A small thought occurs, though. I was interested to read about Beethoven's own studies. He knew Bach's music since as a boy he was taught the 48, but seems to have returned to study it deeply later in life. Many of his late works contain fugues, and he became a master of this form which Bach had so developed. In addition, he became interested in 'the songs of the monks' - plainsong - and modal music. This is present in the Late Quartets, in Op. 132. This music looks back several centuries, as well as, in other places (the Grosse Fuge) anticipating music that would not be written until the following century.
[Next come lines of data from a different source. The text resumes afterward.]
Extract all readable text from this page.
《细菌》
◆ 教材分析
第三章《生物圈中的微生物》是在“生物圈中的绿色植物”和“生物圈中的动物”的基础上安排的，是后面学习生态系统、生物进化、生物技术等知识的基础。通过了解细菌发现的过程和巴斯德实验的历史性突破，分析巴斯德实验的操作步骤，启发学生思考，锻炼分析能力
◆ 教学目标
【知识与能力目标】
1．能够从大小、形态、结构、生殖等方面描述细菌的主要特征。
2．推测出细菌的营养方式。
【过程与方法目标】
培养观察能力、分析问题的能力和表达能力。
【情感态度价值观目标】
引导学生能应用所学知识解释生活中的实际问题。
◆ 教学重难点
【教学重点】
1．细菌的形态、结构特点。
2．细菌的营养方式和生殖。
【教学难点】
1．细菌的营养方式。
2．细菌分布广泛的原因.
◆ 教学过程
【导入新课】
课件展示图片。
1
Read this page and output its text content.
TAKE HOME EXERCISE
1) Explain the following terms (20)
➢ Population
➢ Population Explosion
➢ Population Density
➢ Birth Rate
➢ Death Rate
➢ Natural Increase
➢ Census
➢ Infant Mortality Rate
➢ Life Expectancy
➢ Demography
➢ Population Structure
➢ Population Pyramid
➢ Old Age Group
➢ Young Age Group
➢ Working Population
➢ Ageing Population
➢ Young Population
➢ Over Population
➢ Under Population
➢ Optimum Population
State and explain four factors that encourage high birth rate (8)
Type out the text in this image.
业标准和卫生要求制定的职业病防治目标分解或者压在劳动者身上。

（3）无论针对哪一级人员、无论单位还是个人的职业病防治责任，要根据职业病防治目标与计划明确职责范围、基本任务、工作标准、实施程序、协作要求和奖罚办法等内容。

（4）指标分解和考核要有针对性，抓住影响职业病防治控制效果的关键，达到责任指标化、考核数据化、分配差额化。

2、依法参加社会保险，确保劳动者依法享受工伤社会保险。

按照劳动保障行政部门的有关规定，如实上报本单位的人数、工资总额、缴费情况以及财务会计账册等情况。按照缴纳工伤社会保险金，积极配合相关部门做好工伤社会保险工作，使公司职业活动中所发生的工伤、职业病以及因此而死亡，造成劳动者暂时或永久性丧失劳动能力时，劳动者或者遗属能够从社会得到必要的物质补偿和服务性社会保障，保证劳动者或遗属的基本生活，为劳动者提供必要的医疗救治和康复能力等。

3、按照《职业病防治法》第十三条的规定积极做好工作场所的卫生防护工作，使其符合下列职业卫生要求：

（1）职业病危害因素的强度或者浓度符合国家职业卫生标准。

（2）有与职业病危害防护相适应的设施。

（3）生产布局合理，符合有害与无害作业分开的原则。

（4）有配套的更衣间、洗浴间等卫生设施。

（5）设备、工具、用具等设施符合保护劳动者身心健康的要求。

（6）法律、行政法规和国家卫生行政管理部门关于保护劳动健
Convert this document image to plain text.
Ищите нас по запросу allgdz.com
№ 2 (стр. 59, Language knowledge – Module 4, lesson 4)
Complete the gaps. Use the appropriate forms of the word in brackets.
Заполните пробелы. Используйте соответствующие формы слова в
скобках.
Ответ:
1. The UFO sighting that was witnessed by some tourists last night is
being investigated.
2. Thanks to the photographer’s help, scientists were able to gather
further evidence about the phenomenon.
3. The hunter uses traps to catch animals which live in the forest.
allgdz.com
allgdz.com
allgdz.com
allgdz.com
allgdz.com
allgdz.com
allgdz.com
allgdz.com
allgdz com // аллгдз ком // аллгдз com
The thought is that Beethoven was here grappling with the limits of music itself, with tonality and the capabilities of expression. There is an I-thou encounter to be had between artist and material (as WH Vanstone suggests occurs between God and us). Until recent times the word 'great' has been thrown around in absurd ways by those speaking of painters and musicians. What on earth does it mean, except that I and my friends approve of this 'great' music above all that third-rate stuff? Well, perhaps it might mean, properly used, that at times artists push the boundaries of themselves, their material, and the tradition of their artform. At these rubbing points there are discoveries to be made. Art is not just self-expression, but encounter.
The impatience of traditionalists with conceptual art, that it does not include craftsmanship or craftswomanship, may have a point in that the limits of materials can be part of the creative process.